Etsy's focus on non-commoditized products is somewhat unique among retailers of scale, and while its marketplace may not be a perfect fit for every occasion, its strategy is still resonating with consumers. Etsy is the eighth most popular online marketplace worldwide and the fourth most popular online marketplace in the U.S.

Nevertheless, the company reported mixed results in the second quarter. Gross merchandise sales (GMS) slipped 1% and GMS per active buyer dropped 6% as consumers continued to battle high inflation. Yet revenue rose 7% to $629 million on strong merchant adoption of advertising services. But net income under generally accepted accounting principles (GAAP) fell 12% to $0.45 per diluted share as the company continued to invest aggressively in product development.

On the bright side, Etsy is poised to accelerate growth in the future, especially as economic conditions normalize.
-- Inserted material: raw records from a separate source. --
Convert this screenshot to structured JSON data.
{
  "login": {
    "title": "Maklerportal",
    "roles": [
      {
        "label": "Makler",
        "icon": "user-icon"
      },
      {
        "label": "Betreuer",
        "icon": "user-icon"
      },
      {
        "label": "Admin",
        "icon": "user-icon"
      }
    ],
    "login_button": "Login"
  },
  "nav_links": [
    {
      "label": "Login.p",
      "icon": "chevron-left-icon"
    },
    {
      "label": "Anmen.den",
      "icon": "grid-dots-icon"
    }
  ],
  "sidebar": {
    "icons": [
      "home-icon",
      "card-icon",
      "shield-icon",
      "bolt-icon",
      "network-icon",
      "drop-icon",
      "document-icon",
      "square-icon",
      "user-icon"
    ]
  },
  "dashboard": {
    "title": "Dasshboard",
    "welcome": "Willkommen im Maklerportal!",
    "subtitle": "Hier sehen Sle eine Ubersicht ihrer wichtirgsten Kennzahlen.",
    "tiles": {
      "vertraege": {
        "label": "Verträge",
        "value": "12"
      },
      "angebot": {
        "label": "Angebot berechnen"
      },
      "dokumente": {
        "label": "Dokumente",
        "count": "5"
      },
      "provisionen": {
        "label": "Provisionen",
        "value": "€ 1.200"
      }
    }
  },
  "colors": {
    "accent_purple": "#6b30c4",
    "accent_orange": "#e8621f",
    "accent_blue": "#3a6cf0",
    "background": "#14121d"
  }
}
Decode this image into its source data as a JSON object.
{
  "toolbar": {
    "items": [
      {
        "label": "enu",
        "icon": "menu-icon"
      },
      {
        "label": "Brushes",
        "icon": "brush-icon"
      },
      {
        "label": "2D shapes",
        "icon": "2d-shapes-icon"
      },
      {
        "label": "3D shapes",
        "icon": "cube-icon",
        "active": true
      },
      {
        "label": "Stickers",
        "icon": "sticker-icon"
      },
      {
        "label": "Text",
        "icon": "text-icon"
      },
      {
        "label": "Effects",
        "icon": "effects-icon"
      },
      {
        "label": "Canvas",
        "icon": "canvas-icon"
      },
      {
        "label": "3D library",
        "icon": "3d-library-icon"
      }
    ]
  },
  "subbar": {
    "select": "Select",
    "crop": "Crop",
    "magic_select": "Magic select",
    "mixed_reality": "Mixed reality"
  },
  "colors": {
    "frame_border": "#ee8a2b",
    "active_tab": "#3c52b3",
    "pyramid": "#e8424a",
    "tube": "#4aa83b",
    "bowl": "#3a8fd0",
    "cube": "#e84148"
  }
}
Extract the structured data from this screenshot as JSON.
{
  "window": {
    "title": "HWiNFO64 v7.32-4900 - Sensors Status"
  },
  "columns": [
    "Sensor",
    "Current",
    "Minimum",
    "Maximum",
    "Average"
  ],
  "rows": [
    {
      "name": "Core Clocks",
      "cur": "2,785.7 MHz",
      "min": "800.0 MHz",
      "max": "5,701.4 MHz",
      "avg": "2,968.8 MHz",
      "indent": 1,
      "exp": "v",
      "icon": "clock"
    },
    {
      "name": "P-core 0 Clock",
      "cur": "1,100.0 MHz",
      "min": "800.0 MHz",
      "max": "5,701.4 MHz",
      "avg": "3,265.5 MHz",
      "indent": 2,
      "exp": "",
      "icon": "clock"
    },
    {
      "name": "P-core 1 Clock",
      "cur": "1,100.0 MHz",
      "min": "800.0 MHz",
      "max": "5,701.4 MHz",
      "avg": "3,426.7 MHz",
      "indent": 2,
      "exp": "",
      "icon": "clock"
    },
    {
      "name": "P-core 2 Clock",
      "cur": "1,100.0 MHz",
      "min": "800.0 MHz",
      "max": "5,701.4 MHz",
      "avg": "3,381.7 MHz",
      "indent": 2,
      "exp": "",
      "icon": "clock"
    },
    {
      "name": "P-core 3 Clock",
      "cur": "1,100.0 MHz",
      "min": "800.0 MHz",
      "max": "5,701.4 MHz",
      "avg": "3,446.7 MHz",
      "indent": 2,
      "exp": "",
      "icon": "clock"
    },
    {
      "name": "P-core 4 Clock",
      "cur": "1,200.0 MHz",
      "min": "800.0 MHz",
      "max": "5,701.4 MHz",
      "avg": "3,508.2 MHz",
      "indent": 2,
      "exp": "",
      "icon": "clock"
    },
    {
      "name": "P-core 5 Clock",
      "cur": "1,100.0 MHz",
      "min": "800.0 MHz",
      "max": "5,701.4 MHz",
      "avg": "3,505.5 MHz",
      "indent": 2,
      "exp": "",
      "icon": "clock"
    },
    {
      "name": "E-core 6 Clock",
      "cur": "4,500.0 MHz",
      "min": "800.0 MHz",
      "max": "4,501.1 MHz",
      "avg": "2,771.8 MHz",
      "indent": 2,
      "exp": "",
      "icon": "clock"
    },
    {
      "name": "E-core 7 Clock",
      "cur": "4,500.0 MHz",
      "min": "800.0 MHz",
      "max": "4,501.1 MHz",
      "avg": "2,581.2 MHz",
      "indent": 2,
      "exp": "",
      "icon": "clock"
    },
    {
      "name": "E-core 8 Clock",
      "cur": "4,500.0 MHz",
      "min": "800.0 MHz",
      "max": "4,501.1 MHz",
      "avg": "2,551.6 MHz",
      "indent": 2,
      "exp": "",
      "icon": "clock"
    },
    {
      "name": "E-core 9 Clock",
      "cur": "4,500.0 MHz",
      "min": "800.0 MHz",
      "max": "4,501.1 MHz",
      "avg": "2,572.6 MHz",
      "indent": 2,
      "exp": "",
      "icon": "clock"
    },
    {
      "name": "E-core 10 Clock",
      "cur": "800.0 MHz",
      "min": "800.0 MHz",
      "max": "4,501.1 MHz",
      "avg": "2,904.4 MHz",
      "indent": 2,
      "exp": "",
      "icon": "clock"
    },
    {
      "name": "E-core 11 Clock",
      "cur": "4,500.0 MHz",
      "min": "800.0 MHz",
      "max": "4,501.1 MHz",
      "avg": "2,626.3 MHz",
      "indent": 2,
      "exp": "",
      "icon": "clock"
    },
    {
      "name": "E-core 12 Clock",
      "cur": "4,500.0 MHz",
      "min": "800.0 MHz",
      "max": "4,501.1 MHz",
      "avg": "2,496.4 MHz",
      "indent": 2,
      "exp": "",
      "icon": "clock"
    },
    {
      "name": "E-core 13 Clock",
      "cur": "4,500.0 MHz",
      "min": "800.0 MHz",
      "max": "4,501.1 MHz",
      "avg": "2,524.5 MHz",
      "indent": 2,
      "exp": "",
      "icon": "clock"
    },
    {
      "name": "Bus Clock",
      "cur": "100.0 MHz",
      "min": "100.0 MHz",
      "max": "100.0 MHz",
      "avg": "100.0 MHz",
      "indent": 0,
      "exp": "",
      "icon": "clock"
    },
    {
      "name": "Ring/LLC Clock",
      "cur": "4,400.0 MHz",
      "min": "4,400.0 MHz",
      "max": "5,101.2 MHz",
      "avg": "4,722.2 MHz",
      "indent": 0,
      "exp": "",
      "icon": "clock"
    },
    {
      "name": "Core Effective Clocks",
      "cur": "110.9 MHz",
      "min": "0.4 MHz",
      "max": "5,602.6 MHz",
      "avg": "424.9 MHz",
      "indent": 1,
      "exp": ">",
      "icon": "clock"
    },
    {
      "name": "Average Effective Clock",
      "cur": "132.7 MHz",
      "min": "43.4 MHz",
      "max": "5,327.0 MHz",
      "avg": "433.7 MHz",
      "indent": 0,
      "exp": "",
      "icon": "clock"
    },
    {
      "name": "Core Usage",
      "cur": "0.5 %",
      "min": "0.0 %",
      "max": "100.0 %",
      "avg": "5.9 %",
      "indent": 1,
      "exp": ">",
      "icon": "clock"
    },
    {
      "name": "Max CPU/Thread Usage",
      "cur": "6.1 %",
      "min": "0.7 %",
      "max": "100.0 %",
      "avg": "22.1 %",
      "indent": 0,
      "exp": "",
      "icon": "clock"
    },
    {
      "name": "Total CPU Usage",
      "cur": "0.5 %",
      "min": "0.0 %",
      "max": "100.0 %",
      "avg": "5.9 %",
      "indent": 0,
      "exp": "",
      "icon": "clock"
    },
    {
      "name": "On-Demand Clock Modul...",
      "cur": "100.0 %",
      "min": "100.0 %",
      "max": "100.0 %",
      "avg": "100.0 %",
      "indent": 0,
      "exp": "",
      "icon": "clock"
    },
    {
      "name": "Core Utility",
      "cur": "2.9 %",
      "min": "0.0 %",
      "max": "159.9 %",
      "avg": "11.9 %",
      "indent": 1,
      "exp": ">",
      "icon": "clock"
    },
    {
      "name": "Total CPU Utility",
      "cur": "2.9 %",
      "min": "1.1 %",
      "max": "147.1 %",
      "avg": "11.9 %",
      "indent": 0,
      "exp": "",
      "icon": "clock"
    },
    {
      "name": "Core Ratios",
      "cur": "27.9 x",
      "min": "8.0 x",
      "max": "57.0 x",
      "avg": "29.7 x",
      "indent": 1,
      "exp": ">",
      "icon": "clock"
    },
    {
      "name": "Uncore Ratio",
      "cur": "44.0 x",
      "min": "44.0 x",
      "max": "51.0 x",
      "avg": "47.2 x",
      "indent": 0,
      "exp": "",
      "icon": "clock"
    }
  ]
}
The company already has a strong foothold in a market that management values at $466 billion, but Etsy is leaning into artificial intelligence to better engage buyers with more relevant search results and product recommendations. CEO Josh Silverman says that could "unlock an enormous amount of growth in the years ahead."

Currently, the stock trades at 4.1 times sales, its cheapest valuation in more than five years. The creates a compelling buying opportunity for patient investors. As always, it would be prudent to start with a small position and add more shares over time.